Washington — The Trump administration on Friday declined to submit a declaration in court from Acting Attorney General Todd Blanche and Treasury Secretary Scott Bessent reiterating that the government is not continuing with a controversial $1.8 billion “anti-weaponization” fund, calling a judge’s demand for such a filing “unnecessary.”
In a notice to the federal district court in Alexandria, Virginia, senior Justice Department lawyers rebuffed U.S. District Judge Leonie Brinkema’s request for the declaration from Blanche, Bessent and Associate Attorney General Stanley Woodward.
Brinkema said last week that “to avoid any further litigation,” the senior officials should file the declaration under penalty of perjury that the “anti-weaponization” program wouldn’t proceed “in any manner, or under any name.” She also granted a preliminary injunction that blocks the Justice Department from taking any action to create or operate the program, which remains in place.

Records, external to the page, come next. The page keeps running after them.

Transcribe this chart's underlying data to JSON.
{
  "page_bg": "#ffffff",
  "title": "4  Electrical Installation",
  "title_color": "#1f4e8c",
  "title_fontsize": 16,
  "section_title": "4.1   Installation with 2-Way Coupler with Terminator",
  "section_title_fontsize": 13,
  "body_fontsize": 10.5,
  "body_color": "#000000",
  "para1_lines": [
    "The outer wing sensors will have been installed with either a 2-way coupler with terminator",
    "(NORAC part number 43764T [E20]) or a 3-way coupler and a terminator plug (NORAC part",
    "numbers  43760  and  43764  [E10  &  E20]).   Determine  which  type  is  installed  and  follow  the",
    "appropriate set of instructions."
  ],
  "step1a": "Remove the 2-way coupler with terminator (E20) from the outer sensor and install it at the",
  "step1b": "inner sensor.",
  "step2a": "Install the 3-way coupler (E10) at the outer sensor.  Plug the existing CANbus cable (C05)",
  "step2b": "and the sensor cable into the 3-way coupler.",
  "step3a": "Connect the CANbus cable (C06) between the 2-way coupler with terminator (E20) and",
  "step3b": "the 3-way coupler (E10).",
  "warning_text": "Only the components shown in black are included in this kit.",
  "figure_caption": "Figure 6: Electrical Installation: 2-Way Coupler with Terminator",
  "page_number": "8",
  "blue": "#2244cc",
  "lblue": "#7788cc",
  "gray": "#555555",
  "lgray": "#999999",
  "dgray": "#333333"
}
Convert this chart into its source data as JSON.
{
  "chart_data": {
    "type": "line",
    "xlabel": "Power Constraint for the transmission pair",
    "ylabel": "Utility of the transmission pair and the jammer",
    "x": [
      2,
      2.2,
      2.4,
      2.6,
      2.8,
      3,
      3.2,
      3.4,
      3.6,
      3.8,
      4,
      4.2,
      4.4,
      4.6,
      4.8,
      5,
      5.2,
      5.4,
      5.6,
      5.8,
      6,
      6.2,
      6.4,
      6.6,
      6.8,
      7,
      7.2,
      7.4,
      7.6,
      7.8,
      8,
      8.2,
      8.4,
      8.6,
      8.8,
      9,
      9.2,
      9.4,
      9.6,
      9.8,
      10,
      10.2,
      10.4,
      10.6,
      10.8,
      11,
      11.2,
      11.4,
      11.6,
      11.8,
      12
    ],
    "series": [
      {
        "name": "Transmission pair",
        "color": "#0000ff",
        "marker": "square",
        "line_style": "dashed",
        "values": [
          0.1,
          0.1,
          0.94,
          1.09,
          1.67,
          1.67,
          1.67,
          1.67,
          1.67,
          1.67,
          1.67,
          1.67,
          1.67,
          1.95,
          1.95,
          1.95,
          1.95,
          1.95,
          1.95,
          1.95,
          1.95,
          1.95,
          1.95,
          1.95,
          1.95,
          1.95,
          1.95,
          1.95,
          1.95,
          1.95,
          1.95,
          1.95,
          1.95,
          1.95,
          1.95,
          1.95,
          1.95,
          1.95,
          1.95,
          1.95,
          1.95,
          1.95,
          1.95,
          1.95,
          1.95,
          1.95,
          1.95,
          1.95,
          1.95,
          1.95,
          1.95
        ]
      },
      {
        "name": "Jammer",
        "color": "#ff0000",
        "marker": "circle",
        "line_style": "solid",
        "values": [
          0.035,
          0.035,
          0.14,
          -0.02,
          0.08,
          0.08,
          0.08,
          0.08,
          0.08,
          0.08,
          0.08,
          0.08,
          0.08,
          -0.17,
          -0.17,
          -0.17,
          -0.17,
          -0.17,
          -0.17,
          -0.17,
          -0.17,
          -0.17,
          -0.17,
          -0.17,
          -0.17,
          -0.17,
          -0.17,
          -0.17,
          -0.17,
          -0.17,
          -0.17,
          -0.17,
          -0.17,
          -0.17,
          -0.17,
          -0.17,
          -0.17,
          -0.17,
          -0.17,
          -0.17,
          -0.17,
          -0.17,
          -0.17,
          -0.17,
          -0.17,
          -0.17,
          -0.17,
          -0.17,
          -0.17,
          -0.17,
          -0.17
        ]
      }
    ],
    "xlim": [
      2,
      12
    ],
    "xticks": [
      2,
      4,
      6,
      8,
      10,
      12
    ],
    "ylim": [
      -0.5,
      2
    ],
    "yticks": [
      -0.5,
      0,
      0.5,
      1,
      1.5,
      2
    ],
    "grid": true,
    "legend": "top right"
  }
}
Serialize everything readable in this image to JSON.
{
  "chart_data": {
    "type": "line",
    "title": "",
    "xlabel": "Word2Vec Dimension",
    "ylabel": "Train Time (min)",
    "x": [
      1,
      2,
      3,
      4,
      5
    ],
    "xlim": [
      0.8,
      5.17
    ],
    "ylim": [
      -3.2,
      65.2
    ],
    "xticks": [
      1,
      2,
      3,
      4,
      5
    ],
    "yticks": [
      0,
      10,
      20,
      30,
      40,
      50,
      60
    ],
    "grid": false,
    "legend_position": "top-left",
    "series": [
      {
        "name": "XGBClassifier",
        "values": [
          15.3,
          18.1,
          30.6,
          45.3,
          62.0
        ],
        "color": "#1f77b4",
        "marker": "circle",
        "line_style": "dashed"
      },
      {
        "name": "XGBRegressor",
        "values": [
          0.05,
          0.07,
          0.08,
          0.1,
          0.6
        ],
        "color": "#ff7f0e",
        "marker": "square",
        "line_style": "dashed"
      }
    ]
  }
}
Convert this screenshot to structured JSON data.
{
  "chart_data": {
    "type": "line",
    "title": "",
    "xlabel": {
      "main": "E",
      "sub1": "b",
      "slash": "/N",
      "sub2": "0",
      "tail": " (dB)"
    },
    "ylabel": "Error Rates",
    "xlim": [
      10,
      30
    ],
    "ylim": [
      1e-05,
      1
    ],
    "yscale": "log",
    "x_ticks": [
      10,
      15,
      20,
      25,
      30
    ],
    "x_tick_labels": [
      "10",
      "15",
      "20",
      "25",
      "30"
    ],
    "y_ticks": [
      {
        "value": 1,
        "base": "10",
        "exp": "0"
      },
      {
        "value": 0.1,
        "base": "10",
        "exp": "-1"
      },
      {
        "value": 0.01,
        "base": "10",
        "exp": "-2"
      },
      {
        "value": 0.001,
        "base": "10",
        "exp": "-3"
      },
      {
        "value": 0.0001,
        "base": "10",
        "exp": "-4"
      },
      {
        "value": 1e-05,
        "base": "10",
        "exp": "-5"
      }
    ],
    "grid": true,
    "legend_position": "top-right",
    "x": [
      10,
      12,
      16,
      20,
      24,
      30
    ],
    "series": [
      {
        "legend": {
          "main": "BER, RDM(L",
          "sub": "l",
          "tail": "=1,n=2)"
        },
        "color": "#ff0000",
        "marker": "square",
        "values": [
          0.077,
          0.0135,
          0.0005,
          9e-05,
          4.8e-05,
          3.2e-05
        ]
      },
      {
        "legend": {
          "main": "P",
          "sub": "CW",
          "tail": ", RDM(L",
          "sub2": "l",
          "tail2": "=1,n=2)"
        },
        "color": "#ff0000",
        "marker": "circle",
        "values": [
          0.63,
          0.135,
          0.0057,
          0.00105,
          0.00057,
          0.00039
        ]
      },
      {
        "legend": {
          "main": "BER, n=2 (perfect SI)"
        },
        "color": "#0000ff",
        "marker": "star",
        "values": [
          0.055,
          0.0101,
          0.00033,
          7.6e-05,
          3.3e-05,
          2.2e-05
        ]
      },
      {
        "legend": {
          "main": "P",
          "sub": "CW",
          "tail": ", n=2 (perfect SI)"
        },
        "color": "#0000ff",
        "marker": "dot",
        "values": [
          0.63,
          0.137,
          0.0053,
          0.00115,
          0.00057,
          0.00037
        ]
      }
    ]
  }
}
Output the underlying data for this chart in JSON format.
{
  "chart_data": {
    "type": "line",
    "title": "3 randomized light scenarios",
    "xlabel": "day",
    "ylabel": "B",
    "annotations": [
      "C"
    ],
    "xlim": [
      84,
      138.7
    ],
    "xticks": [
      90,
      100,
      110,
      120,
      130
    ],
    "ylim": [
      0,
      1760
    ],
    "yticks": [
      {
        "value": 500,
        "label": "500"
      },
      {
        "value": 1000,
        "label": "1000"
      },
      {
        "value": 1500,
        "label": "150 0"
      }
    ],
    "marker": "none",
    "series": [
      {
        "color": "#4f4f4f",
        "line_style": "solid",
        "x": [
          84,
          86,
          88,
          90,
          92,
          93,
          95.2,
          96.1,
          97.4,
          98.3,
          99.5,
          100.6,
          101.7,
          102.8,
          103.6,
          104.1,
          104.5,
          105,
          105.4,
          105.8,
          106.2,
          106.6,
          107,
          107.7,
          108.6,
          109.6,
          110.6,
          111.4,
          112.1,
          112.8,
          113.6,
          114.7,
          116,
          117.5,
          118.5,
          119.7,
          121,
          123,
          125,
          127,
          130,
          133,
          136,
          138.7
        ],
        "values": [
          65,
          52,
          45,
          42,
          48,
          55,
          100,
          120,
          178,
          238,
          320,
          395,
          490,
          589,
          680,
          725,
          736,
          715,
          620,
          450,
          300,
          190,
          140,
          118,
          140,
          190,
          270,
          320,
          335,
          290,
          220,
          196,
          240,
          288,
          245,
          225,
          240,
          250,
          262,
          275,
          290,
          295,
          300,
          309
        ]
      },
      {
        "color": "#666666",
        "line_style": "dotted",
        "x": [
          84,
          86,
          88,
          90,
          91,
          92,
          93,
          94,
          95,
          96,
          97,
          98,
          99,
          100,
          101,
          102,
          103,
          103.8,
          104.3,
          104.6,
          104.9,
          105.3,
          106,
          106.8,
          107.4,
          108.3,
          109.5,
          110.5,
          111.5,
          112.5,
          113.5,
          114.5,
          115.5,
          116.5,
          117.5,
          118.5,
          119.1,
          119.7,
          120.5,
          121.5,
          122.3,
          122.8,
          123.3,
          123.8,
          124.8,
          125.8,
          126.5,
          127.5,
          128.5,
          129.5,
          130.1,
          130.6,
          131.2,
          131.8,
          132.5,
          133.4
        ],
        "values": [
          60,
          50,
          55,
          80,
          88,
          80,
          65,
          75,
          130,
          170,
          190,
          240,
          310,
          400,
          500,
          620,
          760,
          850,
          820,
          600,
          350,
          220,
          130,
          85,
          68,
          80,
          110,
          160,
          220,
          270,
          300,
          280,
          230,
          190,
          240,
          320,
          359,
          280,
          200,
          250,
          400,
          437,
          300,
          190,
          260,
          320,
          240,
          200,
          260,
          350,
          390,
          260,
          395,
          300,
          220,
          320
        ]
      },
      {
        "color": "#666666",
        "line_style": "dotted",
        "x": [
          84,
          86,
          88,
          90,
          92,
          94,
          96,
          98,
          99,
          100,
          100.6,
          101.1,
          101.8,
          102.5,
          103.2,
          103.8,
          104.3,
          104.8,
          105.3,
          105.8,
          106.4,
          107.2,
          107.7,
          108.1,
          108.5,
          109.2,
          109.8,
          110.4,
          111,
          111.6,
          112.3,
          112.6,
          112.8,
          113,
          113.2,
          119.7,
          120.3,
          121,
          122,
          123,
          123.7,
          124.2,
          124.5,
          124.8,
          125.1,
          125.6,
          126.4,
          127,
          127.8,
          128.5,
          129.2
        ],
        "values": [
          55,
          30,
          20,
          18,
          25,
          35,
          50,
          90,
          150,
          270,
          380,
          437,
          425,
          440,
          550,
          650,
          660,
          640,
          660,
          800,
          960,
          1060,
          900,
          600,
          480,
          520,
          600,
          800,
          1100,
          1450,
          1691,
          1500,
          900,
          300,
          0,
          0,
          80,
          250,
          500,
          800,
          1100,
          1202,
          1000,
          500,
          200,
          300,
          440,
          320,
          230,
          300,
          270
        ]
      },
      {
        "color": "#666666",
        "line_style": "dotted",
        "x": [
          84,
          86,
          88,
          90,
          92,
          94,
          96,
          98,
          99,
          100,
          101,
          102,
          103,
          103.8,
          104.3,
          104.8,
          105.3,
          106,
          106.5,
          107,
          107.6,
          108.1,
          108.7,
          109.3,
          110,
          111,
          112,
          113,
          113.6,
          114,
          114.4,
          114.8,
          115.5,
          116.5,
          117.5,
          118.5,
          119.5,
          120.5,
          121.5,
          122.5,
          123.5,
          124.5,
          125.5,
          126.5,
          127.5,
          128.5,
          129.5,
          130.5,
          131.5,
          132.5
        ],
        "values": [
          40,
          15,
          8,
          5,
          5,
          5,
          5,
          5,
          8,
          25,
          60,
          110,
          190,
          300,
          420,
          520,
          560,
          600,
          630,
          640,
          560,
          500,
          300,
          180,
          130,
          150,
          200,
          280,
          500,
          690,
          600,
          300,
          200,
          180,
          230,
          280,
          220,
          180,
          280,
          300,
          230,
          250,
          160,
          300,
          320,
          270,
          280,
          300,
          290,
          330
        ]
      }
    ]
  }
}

The judge warned that if the administration opted not to file the declaration, the lawsuit brought by a coalition that includes two nonprofits and a former federal prosecutor would move forward.
In the notice, Andrew Block, senior counsel to Woodward, said the declaration is “unnecessary and the compelled testimony of senior officials from the Executive Branch implicates serious separation of powers concerns.”
He noted that Blanche had already testified to Congress that the fund is “not going forward, period,” and said similar assertions have been made in court filings from the Justice Department.
“Accordingly, the Court’s demands are unnecessary,” Block wrote. “And its presumption that mootness can arise only by compelling testimony from three senior government officials ‘implicate[s] separation of powers concerns.’ As stated multiple times, the Fund is not moving forward.”
It’s unclear whether Block’s arguments will be enough to persuade Brinkema to agree that the lawsuit should be dropped.
“It is telling that even after the federal court gave them a week, the Acting Attorney General and other senior administration officials continue to refuse to say under oath that the Slush Fund is dead and won’t operate in the future,” Skye Perryman, president and CEO of Democracy Forward, which is representing the plaintiffs, said in a statement. “Nor have they provided any information under oath about their compliance with the court’s prior directives.”
Brinkema gave the Trump administration the chance to clarify the fund’s status following a hearing last week. Block argued before the court that the case should be dismissed because the administration hadn’t set up the fund and isn’t going ahead with it.
While the Justice Department made that assertion in court filings and to Congress during a hearing earlier this month, the judge noted none of those statements were made under penalty of perjury.
The “anti-weaponization” fund was created as part of a deal to settle a civil lawsuit President Trump filed against the Internal Revenue Service in January over the leak of his tax returns by a former government contractor. The $1.776 billion program aimed to “provide a systematic process to hear and redress claims of others who suffered weaponization and lawfare,” the Justice Department said.
But the fund drew serious backlash from Republicans on Capitol Hill, who raised concerns with the possibility that people involved in the Jan. 6, 2021, attack on the U.S. Capitol could receive payouts.
After the “anti-weaponization” program threatened to derail the GOP’s immigration agenda in Congress, Blanche told a House committee that the Justice Department was “not moving forward with the fund.” But he refused to put the commitment in writing, raising the possibility that the fund could be resurrected in another form.
The Justice Department also argued in court papers in two different legal challenges that the program “had not been set up and is now not going forward,” and said the cases are moot and should be dismissed in their entirety. Government lawyers argued that none of the five members who would establish and administer the fund had even been appointed.
But during the hearing before Brinkema last week, the judge expressed skepticism over the Justice Department’s assertion that the fund is dead.
The case before Brinkema was filed by a former prosecutor who worked on cases involving the Jan. 6 attack, as well as the city of New Haven, Connecticut, and two nonprofit groups, Common Cause and the National Abortion Federation.
Other challenges to the fund have been brought in Washington, D.C., and California. In one of the cases in Washington, involving a government watchdog group, a federal judge declined to temporarily halt operation of the fund.